En parlant ainsi, il me fit traverser plusieurs appartemens plus riches les uns que les autres, et nous parvînmes à la pièce la plus reculée, qui servait de boudoir à madame de Bellegarde. Qu’on se figure mon étonnement en reconnaissant en elle la vieille Thomill, cette femme perfide, premier auteur de mes disgrâces. Mon apparution subite l’avait interdite au point qu’elle ne put, pendant quelques minutes, retrouver l’usage de la parole. Son mari, quoique loin de présumer que je la connaissais, ne fut pas peu surpris du trouble qu’elle laissait paraître, et malgré les efforts qu’elle fit pour se contraindre, celui-ci devina l’intrigue ; mais comme l’existence privée de sa femme ne l’occupait que médiocrement, il n’eut pas l’air de s’en appercevoir, et madame Bellegarde remit au lendemain, par un signe qu’elle me fit, l’explication que je désirais.
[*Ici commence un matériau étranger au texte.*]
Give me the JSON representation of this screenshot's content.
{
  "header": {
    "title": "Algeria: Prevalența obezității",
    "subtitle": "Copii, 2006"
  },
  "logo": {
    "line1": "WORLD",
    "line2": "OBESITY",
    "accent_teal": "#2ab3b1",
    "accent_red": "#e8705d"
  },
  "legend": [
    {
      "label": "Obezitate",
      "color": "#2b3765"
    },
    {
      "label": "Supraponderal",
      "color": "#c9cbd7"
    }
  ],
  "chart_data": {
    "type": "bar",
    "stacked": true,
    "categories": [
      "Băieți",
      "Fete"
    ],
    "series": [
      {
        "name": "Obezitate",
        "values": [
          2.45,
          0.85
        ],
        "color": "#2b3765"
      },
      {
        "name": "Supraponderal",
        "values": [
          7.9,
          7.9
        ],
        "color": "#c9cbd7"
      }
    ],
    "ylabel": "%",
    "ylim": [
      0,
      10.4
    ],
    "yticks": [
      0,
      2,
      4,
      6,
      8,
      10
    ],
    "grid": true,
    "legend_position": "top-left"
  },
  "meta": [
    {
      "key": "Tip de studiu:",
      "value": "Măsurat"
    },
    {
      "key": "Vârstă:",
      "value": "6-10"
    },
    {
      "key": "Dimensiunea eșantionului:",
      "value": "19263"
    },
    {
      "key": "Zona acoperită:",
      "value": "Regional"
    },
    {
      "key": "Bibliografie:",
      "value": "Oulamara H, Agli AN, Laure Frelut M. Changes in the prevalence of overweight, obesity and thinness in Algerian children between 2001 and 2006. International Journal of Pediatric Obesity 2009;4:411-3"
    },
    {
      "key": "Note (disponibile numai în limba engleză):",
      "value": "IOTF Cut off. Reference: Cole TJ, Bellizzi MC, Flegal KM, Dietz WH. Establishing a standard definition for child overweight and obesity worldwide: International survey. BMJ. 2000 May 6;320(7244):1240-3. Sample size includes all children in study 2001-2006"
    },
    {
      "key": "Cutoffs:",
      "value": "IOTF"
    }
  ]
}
Cette première entrevue se passa en protestations de services de la part de Britannicus. Il se chargea de l’affaire de Delville, et me promit non-seulement de briser ses fers, mais encore d’obtenir sa radiation définitive. Je lui donnai, de mon côté, ma parole de ne point révéler sa première profession, et nous nous quittâmes satisfaits l’un de l’autre.